Author Sotherton, N.W. & Rands, M.R.W.
Citation Sotherton, N.W. & Rands, M.R.W. (1987). Predicting, measuring and minimizing the effects of pesticides on farmland wildlife on intensively managed arable land in Britain. In: Greenhalgh, R. & Roberts, T.R. (eds) Pesticide Science and Biotechnology - Proceedings Sixth IUPAC (International Union of Pure and Applied Chemistry) Congress of Pesticide Chemistry: 433-436. Blackwell Scientific Publications, Oxford.

Abstract

The decline of the grey partridge (Perdix perdix L.) in Britain over the past thirty years is used to illustrate how it is thought that pesticides may have affected some species of farmland wildlife on intensively farmed areas of lowland Britain. Long-term monitoring studies are described that have been used to predict annual rates of chick mortality and how well these explain the observed declines of grey partridges.

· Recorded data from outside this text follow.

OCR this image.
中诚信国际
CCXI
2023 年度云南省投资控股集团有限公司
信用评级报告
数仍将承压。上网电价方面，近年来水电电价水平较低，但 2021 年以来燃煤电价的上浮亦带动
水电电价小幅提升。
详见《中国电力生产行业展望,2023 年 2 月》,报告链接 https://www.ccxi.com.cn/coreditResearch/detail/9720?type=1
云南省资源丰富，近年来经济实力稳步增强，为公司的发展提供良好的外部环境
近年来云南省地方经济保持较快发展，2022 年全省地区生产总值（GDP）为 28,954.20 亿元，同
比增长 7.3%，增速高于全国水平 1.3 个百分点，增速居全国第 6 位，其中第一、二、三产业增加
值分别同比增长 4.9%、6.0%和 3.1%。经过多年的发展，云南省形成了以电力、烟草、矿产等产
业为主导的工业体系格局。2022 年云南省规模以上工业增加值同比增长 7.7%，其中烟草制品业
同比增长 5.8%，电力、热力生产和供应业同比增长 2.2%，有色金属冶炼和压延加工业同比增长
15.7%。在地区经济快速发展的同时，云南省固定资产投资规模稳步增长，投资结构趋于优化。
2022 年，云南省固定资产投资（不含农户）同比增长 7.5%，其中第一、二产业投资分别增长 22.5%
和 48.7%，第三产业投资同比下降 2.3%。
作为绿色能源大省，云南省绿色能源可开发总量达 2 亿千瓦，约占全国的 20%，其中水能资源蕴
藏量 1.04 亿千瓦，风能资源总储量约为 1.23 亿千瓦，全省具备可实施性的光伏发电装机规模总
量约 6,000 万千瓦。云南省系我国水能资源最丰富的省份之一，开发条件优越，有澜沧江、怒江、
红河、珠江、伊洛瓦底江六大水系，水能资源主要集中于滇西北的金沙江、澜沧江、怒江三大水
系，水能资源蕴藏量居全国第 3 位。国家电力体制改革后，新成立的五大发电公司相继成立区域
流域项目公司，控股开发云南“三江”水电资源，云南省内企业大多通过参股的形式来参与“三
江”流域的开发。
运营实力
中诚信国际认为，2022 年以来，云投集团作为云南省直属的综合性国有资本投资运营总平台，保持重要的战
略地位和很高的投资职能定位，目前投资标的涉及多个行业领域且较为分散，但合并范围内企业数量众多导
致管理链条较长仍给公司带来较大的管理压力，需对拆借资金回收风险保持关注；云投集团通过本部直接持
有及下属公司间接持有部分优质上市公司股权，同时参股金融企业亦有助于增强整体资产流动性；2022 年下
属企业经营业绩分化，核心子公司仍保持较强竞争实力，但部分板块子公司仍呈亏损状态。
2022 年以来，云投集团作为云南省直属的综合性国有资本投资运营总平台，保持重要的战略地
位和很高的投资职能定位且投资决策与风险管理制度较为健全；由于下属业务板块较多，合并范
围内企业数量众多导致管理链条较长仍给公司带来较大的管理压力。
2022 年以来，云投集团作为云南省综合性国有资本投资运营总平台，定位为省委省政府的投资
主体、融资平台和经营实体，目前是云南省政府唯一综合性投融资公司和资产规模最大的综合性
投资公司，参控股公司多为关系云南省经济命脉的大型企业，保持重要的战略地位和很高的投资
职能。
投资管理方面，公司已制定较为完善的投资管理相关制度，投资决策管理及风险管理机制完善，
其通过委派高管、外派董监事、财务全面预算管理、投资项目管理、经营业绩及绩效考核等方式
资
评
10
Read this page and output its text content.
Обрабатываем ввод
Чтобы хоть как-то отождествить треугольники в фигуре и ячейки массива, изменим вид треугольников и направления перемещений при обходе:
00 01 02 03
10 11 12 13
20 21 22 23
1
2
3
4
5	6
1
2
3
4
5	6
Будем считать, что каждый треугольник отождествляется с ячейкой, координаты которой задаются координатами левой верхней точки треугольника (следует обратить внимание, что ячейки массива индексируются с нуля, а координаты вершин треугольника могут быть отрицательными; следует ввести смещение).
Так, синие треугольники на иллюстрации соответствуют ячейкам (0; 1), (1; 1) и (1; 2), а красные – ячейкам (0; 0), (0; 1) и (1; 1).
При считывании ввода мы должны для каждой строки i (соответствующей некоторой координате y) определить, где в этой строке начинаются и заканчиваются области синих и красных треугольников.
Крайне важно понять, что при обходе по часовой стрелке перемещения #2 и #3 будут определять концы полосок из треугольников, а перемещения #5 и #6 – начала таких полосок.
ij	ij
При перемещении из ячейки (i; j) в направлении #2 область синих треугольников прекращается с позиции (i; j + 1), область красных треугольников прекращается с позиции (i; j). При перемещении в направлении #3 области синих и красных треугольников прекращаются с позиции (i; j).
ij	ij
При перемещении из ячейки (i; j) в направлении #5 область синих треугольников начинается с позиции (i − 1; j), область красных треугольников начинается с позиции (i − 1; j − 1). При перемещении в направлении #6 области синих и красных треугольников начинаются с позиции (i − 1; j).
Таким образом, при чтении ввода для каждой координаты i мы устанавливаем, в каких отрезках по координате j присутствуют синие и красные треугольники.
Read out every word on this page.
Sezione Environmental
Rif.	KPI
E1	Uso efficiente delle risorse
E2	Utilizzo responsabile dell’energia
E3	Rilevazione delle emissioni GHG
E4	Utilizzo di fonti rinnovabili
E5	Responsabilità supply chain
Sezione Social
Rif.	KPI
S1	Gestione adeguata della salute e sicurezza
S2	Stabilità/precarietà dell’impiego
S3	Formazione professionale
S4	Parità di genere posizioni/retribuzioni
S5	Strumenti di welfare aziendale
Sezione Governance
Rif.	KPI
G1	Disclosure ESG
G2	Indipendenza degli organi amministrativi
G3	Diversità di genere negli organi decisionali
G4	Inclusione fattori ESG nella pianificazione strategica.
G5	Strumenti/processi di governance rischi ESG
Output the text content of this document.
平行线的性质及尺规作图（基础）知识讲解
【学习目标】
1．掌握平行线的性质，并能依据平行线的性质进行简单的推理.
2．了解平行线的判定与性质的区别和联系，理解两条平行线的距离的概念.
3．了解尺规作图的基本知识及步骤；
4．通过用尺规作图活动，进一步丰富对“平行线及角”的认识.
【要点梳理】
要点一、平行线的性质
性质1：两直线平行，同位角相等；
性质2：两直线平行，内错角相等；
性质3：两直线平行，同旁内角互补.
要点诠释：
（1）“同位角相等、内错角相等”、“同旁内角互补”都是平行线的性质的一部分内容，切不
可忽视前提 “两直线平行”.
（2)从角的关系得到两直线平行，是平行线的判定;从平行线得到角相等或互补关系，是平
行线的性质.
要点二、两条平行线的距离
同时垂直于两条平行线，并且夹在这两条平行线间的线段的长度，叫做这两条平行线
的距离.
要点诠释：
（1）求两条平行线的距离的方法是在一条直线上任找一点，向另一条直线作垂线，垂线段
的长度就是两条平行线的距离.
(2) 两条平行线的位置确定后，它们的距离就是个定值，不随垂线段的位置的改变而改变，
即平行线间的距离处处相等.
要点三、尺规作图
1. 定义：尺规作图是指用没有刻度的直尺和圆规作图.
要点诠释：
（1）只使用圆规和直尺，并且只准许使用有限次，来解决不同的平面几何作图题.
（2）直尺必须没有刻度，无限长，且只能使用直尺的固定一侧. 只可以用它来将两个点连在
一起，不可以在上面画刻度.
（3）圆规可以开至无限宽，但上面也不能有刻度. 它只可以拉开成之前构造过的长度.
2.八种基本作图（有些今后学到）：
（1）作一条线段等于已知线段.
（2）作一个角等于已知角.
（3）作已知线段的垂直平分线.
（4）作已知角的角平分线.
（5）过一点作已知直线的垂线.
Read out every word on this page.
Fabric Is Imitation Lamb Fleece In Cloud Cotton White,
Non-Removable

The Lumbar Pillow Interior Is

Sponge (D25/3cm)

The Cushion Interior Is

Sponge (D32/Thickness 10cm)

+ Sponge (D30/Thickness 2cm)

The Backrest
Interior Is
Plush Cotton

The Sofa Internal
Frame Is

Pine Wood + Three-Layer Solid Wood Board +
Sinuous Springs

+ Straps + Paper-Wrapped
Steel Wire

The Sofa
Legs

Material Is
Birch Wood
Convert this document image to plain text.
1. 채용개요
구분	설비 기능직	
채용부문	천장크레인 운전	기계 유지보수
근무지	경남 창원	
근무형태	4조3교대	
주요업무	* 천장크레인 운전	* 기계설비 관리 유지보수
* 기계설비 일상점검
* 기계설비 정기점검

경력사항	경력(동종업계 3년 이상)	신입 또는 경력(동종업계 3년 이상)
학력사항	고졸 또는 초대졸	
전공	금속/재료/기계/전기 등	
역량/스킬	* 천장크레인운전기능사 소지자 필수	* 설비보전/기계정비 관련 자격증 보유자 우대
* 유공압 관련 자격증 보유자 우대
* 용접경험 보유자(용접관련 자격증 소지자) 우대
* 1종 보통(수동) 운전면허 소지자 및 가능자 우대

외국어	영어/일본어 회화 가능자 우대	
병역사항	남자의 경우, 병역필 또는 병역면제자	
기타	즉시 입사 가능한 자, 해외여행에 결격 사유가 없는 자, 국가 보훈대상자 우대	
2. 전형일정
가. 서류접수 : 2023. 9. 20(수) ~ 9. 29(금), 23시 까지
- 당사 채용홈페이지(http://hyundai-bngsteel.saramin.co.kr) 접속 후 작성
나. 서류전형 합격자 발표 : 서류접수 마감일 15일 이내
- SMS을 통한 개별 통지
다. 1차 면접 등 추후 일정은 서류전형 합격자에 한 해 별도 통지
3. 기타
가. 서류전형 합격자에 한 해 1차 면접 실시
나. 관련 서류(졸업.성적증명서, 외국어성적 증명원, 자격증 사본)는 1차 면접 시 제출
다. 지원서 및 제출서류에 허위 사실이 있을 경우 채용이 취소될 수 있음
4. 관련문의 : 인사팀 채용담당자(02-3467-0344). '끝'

Two methods are investigated to minimize the effects of pesticides on farmland wildlife.

I. The screening of compounds to assess the extent of the spectrum of activity against non-pest, non-target insects. Combined laboratory and field trials are described in a screening process and two examples are cited.

2. The modification of pesticide use on small areas of cereal fields for the benefit of farmland wildlife. This involves the exclusion of certain pesticides at certain times of the year on limited areas of cereal fields.